1作目『ジュラシック・パーク』には“生命倫理”に反する行いに対し、批判的な言及がありました。例えば、マルコム博士(ジェフ・ゴールドブラム)という人物は、恐竜を蘇らせてテーマパークを建設する、または恐竜を人間の意のままに操ろうとしていることなどに、「生命を軽く見ている。自然界へのレイプだ」、「生命は押さえつけられなどしない。道を探すと言っているだけさ」、「あんたたち科学者はできるかどうかに夢中になりすぎて、すべきかどうかと考えることをやめている」などと、痛烈な物言いをしていたのです。

そのマルコム博士は、2作目の『ロスト・ワールド/ジュラシック・パーク』以来、20年以上の時を経て再登場します。今回の彼の発言内容はネタバレになるので書けませんが……彼の皮肉屋な性格、実は本質をついている“鋭い視点”がさらに強烈なまでに表れていると言っていいでしょう。

この生命倫理への言及は、1作目『ジュラシック・パーク』では印象的だったものの、以降の作品ではエンターテインメント性を重視したためか、やや説得力に欠ける、または脇に追いやられていたようにも感じていた要素でした。しかし、本作『ジュラシック・ワールド/炎の王国』は前述した通り恐怖描写やサスペンスが詰め込まれているものの、この生命倫理への言及も忘れておらず、その内容そのものも強い説得力を持っています。“愚かな人類”に対しての痛烈な批判が強調されているという点で、1作目の原点回帰的な作品とも言えるのです。

また、恐竜に対して“感動”と“恐怖”の両方を感じさせるということもまた、原点回帰的と言えるでしょう。ただ恐竜の強大さや恐ろしさを描くだけでなく、“初めて恐竜を見たときの感動”を思い出させるようなシーンとセリフがあったりもするのですから。1作目『ジュラシック・パーク』を観返しておくと、そのことがよりわかりますよ。



7:実は賛否両論になる部分も? 
それも含めて本作の魅力だ!


ここまで本作を絶賛しましたが、映画批評サイトのIMDbでは6.6点、Rotten Tomatoesでは51%と、評価はやや賛否両論となっています。その理由は一概には言えませんが、クライマックスの展開およびラストシーンも大きく関係しているのではないでしょうか。

もちろん具体的な内容はネタバレになるので書けませんが、このラストは(良い意味で)観た人によってかなり意見が分かれるものであると感じました。前述した生命倫理の要素にも絡んでおり、もしかすると「こんなラストにするなんて許せない!」と全否定してしまう人もいるのかもしれません。

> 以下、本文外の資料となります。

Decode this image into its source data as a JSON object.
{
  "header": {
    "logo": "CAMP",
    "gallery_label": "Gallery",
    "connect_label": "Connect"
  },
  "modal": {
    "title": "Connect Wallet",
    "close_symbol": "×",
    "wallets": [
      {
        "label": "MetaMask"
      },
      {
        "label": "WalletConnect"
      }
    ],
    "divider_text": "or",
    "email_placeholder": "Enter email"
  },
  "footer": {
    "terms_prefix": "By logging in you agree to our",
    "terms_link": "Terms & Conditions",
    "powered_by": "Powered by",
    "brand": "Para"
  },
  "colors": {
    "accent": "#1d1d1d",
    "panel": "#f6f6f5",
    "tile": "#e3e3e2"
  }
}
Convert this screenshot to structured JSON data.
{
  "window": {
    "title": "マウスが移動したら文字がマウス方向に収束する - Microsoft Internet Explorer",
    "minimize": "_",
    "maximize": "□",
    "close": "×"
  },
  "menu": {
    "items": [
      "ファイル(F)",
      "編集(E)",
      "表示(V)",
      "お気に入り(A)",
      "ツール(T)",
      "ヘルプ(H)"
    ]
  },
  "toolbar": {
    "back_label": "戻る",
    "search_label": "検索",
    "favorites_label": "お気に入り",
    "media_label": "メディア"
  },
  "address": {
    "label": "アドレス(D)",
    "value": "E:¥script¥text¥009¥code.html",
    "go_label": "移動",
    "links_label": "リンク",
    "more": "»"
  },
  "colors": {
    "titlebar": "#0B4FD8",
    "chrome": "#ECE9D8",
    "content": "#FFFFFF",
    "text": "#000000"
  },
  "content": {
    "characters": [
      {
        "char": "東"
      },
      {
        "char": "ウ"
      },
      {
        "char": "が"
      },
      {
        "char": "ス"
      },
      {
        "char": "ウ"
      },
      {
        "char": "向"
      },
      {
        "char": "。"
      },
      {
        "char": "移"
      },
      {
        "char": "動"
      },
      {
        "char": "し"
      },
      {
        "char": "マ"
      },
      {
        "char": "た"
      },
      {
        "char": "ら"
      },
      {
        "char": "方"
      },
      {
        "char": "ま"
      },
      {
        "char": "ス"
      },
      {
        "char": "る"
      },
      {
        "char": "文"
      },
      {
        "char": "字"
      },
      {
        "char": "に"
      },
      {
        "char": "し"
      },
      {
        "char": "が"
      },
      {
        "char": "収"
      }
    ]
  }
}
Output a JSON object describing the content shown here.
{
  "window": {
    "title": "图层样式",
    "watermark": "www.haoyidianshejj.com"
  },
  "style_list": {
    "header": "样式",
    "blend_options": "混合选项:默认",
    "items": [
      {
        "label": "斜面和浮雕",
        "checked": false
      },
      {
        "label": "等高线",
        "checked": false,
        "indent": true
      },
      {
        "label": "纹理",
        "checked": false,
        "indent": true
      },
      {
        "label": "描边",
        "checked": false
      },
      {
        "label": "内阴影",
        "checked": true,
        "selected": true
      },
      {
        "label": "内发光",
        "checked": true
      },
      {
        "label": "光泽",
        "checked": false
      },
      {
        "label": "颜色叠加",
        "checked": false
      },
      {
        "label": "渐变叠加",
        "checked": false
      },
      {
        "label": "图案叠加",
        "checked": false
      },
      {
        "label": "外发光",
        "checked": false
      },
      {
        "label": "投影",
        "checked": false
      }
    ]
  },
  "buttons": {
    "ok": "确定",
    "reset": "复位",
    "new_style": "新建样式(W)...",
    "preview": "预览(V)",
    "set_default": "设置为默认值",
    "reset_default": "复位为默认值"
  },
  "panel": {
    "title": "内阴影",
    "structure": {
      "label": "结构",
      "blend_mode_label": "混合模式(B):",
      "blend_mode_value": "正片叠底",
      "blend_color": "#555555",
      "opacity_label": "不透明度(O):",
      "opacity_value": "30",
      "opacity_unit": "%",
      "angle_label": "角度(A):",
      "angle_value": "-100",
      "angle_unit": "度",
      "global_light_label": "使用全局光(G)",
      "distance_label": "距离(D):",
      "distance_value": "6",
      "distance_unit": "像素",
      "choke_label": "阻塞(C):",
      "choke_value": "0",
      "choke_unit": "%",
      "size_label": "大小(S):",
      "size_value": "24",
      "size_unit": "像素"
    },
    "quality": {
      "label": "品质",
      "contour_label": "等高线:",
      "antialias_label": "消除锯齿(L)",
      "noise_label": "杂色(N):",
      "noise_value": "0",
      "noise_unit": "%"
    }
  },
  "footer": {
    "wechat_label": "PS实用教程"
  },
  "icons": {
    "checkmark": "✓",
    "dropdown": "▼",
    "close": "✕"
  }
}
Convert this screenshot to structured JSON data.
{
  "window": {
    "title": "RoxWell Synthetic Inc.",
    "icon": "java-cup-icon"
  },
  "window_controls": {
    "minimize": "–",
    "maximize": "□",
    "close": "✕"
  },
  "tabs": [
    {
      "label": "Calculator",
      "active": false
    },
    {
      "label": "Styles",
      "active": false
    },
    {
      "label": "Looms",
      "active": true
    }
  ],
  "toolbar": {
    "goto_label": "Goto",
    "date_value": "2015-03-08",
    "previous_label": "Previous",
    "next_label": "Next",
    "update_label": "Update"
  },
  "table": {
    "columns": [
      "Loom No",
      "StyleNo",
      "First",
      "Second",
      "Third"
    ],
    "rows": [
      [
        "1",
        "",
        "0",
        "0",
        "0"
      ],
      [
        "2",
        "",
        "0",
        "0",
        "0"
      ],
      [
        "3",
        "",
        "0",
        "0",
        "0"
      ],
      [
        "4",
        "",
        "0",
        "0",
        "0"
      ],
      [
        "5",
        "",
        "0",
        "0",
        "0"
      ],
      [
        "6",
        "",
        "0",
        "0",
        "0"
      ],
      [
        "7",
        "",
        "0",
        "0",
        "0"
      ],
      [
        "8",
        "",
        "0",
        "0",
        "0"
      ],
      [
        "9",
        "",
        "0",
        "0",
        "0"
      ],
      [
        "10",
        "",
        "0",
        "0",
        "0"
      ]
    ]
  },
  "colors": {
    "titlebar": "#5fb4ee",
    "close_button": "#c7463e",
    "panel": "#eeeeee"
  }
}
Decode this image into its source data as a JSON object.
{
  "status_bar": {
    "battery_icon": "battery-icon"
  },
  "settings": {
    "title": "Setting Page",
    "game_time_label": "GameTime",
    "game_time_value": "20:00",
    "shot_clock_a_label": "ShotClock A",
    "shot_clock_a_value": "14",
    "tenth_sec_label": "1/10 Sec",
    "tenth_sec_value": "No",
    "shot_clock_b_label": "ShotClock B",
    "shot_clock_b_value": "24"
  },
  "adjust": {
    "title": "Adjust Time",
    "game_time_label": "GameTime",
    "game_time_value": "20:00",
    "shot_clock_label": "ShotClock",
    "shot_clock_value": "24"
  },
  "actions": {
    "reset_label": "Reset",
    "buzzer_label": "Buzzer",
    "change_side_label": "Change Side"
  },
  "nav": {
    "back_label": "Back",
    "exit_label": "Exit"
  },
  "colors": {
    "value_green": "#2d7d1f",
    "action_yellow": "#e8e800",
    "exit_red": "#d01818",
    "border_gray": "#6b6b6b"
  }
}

しかしながら、ダークな作風および、“次作へのブリッジ”となる3部作の2作目だからでこそ、このラストは意外性がある一方で必然性もあり、また納得もできる展開であると個人的には感じました。

前作『ジュラシック・ワールド』のように今までのシリーズのお約束をなぞっていたり、王道的な内容になっていることももちろん良いのですが、個人的にはこうしてシリーズの新機軸を打ち立て、観客の予想を裏切ってくるような作風は歓迎したいです。その一方で1作目『ジュラシック・パーク』へのオマージュがふんだん、前述したように原点回帰的な内容でもあるため、シリーズのファンの期待を完全に裏切ってしまっている、ということもまずないでしょう。

本作のクライマックスとラスト、そしてダークな作風は賛否両論になることがむしろ必然的なもので、それを含めて作品の魅力になっているとも言えます。一緒に観た人と話し合うと、その奥深さ、作品が訴えていることに気づき、会話に花が咲くかもしれませんよ。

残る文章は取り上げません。